1. Method for controlling and / or regulating the cooling section of a hot strip mill for rolling metal strip, in particular a steel strip, the structural properties of the rolled metal strip, in particular the steel strip, being set by cooling, with the following method steps:

a time-dependent cooling process is specified for each strip point on the metal strip, in addition the actual cooling curve is determined as a function of time for each strip point on the metal strip,

- The determined time function of the actual cooling process is compared with the specification of the temporal cooling process for each band point of the metal band; - Process control signals for controlling and / or regulating the cooling section are derived from the deviations of the determined time curves from the actual cooling process.

2. The method of claim 1, d a d u r c h g e k e n n - z e i c h n e t that different cooling curves are specified for individual strip points of the metal strip.

3. The method according to claim 1 or claim 2, ie, that the desired structural properties are set on the basis of the predetermined cooling curves for each band point of the metal band.

4. The method according to claim 3, characterized in that such cooling curves are specified for the individual band points of the metal strip that undesirable changes in the structural properties occurring due to external influences are compensated.

5. The method according to claim 3, characterized in that the Abkuhlkurven for the individual strip points αes metal strip are specified such that predetermined for different strip points of the metal strip, optionally different, Gefuge ^¬ yield properties.

6. The method according to claim 5, that the mechanical properties of the metal strip are predetermined on the basis of the targeted influencing of the structural properties.

7. The method according to any one of the preceding claims, that the time functions or individual values are fed to a controller at the instant of the cooling process of the individual band points and lead to the generation of the process control signals.

8. The method according to claim 7, wherein valves for coolant for cooling the metal strip can be activated with the controller, so that any valve can be activated simultaneously at any time by the controller.

9. The method according to any one of the preceding claims, a d u r c h g e k e n n z e i c h n e t that the measured time function of the reel temperature is used as the comparison temperature to the cooling curves of the individual band points.

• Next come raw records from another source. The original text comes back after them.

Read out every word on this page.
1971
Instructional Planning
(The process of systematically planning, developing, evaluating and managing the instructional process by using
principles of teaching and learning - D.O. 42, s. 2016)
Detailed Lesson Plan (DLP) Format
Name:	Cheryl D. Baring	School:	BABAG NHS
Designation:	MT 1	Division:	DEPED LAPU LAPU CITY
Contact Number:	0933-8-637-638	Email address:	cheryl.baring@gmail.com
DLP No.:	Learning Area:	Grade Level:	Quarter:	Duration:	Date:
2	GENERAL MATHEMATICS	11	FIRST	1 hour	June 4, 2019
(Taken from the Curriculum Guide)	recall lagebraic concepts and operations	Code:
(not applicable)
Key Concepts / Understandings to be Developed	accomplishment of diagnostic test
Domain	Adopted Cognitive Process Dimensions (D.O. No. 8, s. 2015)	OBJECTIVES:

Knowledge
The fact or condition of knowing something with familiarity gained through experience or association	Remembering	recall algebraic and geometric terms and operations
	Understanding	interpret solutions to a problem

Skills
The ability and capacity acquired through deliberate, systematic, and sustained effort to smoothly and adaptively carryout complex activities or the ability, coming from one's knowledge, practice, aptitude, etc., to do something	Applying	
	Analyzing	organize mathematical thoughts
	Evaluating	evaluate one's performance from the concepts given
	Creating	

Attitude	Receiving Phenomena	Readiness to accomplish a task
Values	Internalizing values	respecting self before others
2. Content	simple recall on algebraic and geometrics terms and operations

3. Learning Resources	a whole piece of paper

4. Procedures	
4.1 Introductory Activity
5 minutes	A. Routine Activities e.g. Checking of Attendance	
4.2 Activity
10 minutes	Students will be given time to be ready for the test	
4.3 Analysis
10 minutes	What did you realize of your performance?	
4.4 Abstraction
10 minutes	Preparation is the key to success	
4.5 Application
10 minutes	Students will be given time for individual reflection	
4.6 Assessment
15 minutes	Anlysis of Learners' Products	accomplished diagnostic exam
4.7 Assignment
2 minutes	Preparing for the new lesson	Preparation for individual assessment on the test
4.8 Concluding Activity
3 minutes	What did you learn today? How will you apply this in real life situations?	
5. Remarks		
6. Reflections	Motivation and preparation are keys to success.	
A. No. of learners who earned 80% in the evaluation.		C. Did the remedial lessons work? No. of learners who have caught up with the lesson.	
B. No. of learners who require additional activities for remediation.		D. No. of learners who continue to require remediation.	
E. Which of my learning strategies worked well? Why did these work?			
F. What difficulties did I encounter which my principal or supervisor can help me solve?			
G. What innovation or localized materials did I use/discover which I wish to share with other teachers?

10. Device for performing the method according to claim 1 or one of claims 2 to 9, with a cooling section, in which the continuous metal strip can be acted upon by adjustable valves (11, ..., 13) with cooling agent, and a unit for Determination of the temperature-time functions of each individual strip point of the metal strip and with one Process control unit (30) for obtaining process control signals for controlling and / or regulating the cooling in accordance with predetermined criteria.

11. The device according to claim 10, characterized in that with the process control unit (30) edes of the individual valves (11, 1Y, ... to 13, 13 ^λ , ...) for supplying coolant can be activated at any time.

12. The device according to claim 10, which also means that the criteria include a cooling profile along the metal strip in accordance with the desired structural properties.

13. The apparatus according to claim 10, characterized in that the process management unit for controlling and / or regulating the cooling em real-time model (20) with a model correction (25) is based, from which the input signals for a controller (30) for controlling the individual valves (11th , 11 \ ... to 14, 14 \ ...).

14. The apparatus according to claim 10, characterized in that the measured reel temperature (Tu _. ) Is used for model correction.

15. The apparatus according to claim 10, so that the control deviation for the controller (30) is formed from a corrected cooling process and the target cooling.